After warmish autumn, winter outlooks have colder, whiter look.

With Thursday morning's arrival of  fall, we observe that in the era in which humans have been trying to quantify the behavior of the atmosphere, by any measure these have been extreme times.

In all likelihood, 2016 will become the warmest year on record in the official federal database, and all 16 of the last 16 months have sent monthly temperature records.

Locally, the region has experienced a dramatic increase in record and near-record warmth – and, in recent years, snowstorms.

The longer-term outlooks favor generally above normal temperatures the next few months, with a return to something approaching normality during the winter.

But  for solid reasons, not to mention past performance, you have every reason not to believe in early outlooks. And they have virtually no ability to capture extremes.

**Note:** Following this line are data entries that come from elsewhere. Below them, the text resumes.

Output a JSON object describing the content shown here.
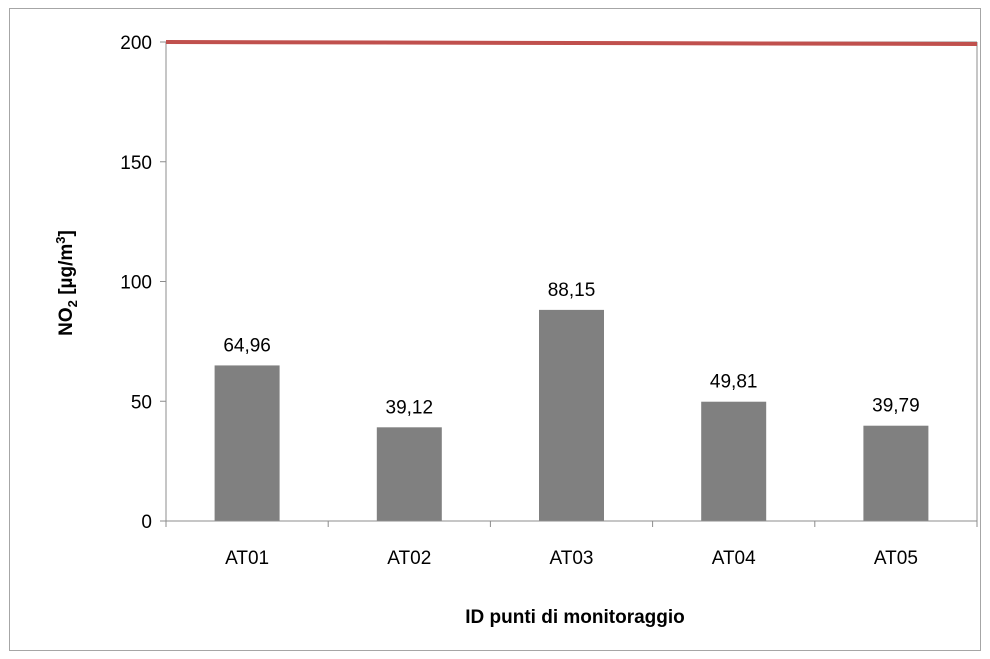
{
  "chart_data": {
    "type": "bar",
    "categories": [
      "AT01",
      "AT02",
      "AT03",
      "AT04",
      "AT05"
    ],
    "values": [
      64.96,
      39.12,
      88.15,
      49.81,
      39.79
    ],
    "data_labels": [
      "64,96",
      "39,12",
      "88,15",
      "49,81",
      "39,79"
    ],
    "ylim": [
      0,
      200
    ],
    "yticks": [
      0,
      50,
      100,
      150,
      200
    ],
    "xlabel": "ID punti di monitoraggio",
    "ylabel": {
      "prefix": "NO",
      "prefix_sub": "2",
      "unit_open": " [µg/m",
      "unit_sup": "3",
      "unit_close": "]"
    },
    "reference_line": {
      "value": 200
    },
    "bar_color": "#808080",
    "reference_line_color": "#c0504d",
    "grid": false,
    "legend": "none"
  }
}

We are prepared to say there's a 100 percent chance that December 2016 won't be nearly as warm as last December.

Last December was other-worldly warm all over the place, 13.7 degrees above normal here, enough to carry the winter of 2015-16 to the No. 3 hotspot in records dating to 1874 in Philly.

The seasonal forecasts might have been on to that idea, but none saw warmth of those extremes. Last year at this time, the tropical Pacific was brewing a powerful El Niño, an anomalous warming over a vast expanse of sea surface, and its influence in December was evident.

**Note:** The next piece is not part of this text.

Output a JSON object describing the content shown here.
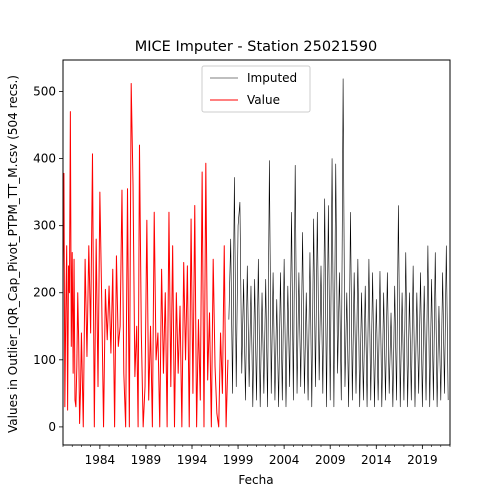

So far this year, the Pacific has been more circumspect about its plans, and you can expect a certain circumspect character in the longer-term outlooks.

This time around, the Commodity Weather Group, in Washington, which serves agricultural and energy clients, is calling for below-normal temperatures in December,  and cold November, with January a tossup.

Weather Bell foresees a mild start to December, but cold thereafter in the East with above-normal snowfall.

AccuWeather's current 90-day outlook has it generally mild into the third week of December.

As for the fall, both AccuWeather and CWG see warmth persisting through November.

With considerably more confidence, forecasters say that the next several day should be splendid.